More than 50 world premieres are set to be unveiled this week as Europe's motor industry gathers in Paris for this year's largest motor show.
But the party atmosphere belies deep concerns as the show comes at a time when sales in Europe are weak and overcapacity is posing a serious problem.
The recession may well be coming to an end in Europe, but car sales have been much slower so far this year than it was in 2009, when sales were bolstered by scrappage schemes and other incentives paid for by tax payers.
Earlier this month, the Brussels-based European Automobile Manufacturers' Association said car sales in the European Union (EU) had fallen to just more than nine million vehicles, a 3.5% drop this year so far when compared with the same period a year ago.
The pain, it said, had been particularly acute during summer, according to data released a couple of weeks ago. Sales fell 18.6% in July and 12.9% in August when compared with the same months a year ago.
Carmaker Ford predicts that no more than 14.5 million vehicles will be sold during the year as a whole, sharply down on last year's 15.9 million vehicles.
Ford has already felt the pain, its sales having fallen by about a fifth in August, compared with a year earlier.

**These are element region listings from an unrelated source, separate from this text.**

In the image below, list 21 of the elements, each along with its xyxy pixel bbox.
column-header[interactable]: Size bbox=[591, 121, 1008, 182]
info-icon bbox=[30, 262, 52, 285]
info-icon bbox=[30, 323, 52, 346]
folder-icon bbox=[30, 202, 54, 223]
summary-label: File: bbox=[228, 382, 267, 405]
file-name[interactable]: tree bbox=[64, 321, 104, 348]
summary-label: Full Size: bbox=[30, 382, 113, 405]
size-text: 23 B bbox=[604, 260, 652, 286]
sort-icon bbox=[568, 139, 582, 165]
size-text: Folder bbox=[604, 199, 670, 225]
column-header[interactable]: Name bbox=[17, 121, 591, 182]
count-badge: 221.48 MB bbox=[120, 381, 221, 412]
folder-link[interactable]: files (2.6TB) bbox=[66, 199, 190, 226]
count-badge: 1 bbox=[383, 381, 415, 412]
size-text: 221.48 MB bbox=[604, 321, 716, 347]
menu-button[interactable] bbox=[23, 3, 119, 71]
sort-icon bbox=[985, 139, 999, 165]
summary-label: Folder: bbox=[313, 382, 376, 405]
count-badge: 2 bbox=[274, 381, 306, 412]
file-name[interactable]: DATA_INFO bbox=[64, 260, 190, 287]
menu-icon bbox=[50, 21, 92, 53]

Similar falls were seen at Toyota and Opel - including Vauxhall, while Fiat fared even worse. PSA Peugeot Citroen, Renault and Volkswagen did better, but they too saw sales fall.
But the overall weakness in the market belies the relative strength of the German luxury car makers Audi, BMW and Mercedes, which fared much better in August. Audi sales rose 3%, BMW sales fell 6.2% while Daimler reported a 2.7% fall when compared with August 2009.
Luxury car makers did not benefit much from the scrappage schemes, under which people were paid to scrap old cars when buying new ones, so their sales growth could be seen as a better barometer of the real, underlying economy.
But equally, weakness in the mass market for cars could be seen as a reflection of how ordinary people, who fear for their jobs and are seeing their pay packets shrink, are holding back on big purchases.
By contrast, strong luxury car sales reflect how the wealthy are faced with very low interest rates and a very uncertain investment environment, with many seemingly happy to spend their cash rather than seeing it eroded by inflation.
Weak car sales in Europe could soon result in job losses as the industry finally gets around to deal with its excess production capacity.
During the recession, many factories cut back working hours or axed their workforces, but not a single factory was actually closed.
This could soon change as Opel might close its factory in Antwerp, Belgium, and Fiat mulls the closure of its plant in Sicily, with other firms closing production lines.
But such looming threats to jobs in Europe are balanced by inward investment into the region, including Nissan's plan to produce the Leaf electric car in the UK and Toyota investing in hybrid production in the UK and France.